Le cas du ciment nous montre qu’il est possible de créer des sociétés avec une chaîne locale, le ciment se fabriquant avec des matières minérales. Il en est de même dans le domaine de la production d’engrais. Illustration : aujourd’hui nous travaillons à la création au Congo Brazzaville d’une production d’engrais à partir de nitrate, de gaz naturel, de potasse, autant de matières premières dont le pays dispose.

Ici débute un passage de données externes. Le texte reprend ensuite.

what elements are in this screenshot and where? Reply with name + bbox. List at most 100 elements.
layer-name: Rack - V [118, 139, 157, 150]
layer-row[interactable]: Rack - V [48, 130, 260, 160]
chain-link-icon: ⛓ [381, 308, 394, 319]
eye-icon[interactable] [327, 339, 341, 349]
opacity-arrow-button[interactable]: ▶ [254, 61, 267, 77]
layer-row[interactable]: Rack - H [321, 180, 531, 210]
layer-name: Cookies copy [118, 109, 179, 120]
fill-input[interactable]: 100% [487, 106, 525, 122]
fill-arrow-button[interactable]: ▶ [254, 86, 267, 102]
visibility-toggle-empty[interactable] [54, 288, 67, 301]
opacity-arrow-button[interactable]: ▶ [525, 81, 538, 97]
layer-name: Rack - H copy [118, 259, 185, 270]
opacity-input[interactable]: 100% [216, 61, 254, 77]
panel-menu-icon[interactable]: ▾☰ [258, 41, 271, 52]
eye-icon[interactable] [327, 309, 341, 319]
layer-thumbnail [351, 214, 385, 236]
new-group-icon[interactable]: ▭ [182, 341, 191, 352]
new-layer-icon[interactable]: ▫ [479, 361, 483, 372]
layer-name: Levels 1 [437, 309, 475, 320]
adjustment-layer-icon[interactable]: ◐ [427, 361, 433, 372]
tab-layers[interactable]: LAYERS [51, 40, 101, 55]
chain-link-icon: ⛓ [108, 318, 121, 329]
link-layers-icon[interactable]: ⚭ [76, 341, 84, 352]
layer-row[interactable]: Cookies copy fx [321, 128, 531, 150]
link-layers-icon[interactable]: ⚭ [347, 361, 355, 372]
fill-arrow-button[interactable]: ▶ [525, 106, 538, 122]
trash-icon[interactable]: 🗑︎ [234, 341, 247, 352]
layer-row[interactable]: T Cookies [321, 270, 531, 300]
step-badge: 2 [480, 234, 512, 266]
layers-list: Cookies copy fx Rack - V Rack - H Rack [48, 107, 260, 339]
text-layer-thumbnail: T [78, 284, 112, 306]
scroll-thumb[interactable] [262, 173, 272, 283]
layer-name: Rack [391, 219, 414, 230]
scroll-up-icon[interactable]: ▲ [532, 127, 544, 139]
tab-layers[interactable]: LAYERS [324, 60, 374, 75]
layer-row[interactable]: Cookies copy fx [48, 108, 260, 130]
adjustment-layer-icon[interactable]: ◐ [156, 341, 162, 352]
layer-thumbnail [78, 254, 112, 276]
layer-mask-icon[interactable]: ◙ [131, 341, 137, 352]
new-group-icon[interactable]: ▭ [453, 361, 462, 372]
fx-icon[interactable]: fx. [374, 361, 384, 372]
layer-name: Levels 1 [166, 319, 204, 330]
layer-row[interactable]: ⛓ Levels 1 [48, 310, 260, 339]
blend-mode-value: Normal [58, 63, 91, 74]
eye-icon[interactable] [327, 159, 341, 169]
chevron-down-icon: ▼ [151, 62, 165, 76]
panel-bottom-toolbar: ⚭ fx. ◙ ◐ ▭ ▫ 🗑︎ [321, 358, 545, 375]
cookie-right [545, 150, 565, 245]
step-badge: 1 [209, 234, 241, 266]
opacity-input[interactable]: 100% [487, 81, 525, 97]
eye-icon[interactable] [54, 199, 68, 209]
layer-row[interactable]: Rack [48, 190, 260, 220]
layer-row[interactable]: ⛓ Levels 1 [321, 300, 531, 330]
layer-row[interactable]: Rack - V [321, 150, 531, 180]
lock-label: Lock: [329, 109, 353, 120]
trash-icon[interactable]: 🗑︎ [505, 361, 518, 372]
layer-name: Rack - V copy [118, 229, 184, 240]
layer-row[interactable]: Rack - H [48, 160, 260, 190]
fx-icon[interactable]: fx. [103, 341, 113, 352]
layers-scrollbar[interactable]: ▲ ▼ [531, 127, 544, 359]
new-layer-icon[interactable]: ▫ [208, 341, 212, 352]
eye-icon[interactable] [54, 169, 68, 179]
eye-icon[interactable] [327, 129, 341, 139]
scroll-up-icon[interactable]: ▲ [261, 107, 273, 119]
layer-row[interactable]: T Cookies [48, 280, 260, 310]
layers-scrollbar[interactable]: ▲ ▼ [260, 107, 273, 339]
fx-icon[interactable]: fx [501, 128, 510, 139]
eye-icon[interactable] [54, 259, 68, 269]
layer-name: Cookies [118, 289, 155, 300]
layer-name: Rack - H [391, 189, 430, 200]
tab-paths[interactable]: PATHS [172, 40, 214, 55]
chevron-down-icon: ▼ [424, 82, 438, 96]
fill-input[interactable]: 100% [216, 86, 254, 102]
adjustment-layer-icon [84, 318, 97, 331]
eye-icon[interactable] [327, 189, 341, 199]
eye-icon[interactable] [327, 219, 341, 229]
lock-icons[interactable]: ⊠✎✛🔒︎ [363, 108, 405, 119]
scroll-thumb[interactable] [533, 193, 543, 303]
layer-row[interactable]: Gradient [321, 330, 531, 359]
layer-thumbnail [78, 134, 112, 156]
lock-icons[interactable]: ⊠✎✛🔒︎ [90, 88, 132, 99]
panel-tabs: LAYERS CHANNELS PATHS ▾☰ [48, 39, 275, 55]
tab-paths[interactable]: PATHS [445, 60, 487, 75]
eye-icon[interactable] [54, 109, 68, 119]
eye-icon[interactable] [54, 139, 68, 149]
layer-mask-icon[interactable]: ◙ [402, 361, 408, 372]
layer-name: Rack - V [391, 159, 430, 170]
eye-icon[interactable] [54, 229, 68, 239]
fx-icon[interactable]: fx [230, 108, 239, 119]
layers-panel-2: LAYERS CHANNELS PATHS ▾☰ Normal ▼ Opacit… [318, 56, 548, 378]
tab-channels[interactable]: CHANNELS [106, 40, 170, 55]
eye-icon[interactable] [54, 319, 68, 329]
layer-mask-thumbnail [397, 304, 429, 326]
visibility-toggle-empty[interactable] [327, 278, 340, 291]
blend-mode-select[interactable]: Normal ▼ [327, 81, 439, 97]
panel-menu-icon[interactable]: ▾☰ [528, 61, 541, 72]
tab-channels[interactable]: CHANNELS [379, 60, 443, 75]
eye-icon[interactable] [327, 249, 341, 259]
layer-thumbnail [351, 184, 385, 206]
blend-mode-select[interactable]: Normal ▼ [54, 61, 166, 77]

Ce cas est intéressant car la création de compagnies africaines favorise la création d’emplois et de valeur ajoutée sur le plan local. C’est de ce genre d’approche dont l’Afrique a besoin. Le continent en a conscience puisqu’en 2009, il a adopté un plan qui décrit exactement comment aller vers une industrialisation à partir de ses propres ressources naturelles. Directeur du bureau du CEA en Afrique centrale de 2016 à 2022, je peux témoigner de la prise de conscience de la nécessité de se diversifier économiquement.
Quand, en 2014, les prix des matières premières ont chuté et que le FMI est arrivé avec son plan pour rétablir les grands équilibres, nous avons dit oui mais on a poussé à l’adoption de ce qu’on appelle le processus de Douala à partir duquel, travaillant avec les pays de la région, nous avons progressivement contribué à mettre en place le projet de zone économique spéciale de Pointe-Noire pour la production d’engrais et celle pour le Cameroun dans le domaine du bois et imiter ainsi l’expérience du Gabon.
Cela amène à parler de la Zlecaf. Grâce à cette prise de conscience, nous avons travaillé avec les pays pour qu’ils développent leurs stratégies nationales. Une trentaine a ainsi pu être mise en place pour permettre une meilleure diversification économique tout en protégeant des matières premières nécessaires pour une industrialisation locale.
Entre la croissance économique et le respect des contraintes imposées par le changement climatique, l’Afrique doit se frayer un chemin de développement durable . Que vous a appris votre expérience en la matière sur la réflexion et les actions que l’Afrique pourrait inclure dans ses initiatives pour arriver à des résultats probants ?
L’Afrique a besoin d’investir aujourd’hui pour anticiper les challenges qui vont se présenter à elle demain.
Observons l’Europe. Elle a adopté un green deal pour mettre en place un processus de décarbonation progressive de son système de production. La première étape en a été l’introduction d’un passeport vert. Cela signifie concrètement qu’un produit qui ne l’a pas ne peut pas accéder au marché. Ce sera une barrière importante. En même temps, en face, sur le continent, il y a près de 600 millions d’Africains qui n’ont pas accès à l’électricité. Inutile de dire que pour satisfaire leurs besoins, ce ne sera pas simple de ne se contenter que de sources d’énergie renouvelable.
L’une des solutions qui paraît pouvoir être à mi-distance des nombreuses exigences liées aux mesures à prendre pour lutter contre le changement climatique, c’est celle du gaz naturel sur un continent où il n’y a pas assez de barrages hydro-électriques.
Cela dit, le développement du marché du carbone en Afrique pourra être une manière de nous permettre de continuer à utiliser le gaz naturel pour la production d’énergie puisque cela nous permettra de détenir du crédit carbone que l’on pourra monnayer sur le marché.
Il y a aussi que la prise en compte des services écologiques associés par exemple au Bassin du Congo qui constitue un véritable poumon est aussi une autre manière de détenir du crédit carbone. Si la tonne de carbone est estimée par exemple à 120 dollars, cela peut représenter une manne de plus ou moins 82 milliards de dollars par an. Une somme importante qui permettrait de pouvoir financer les infrastructures pour les énergies renouvelables et participer ainsi à la décarbonation progressive du système.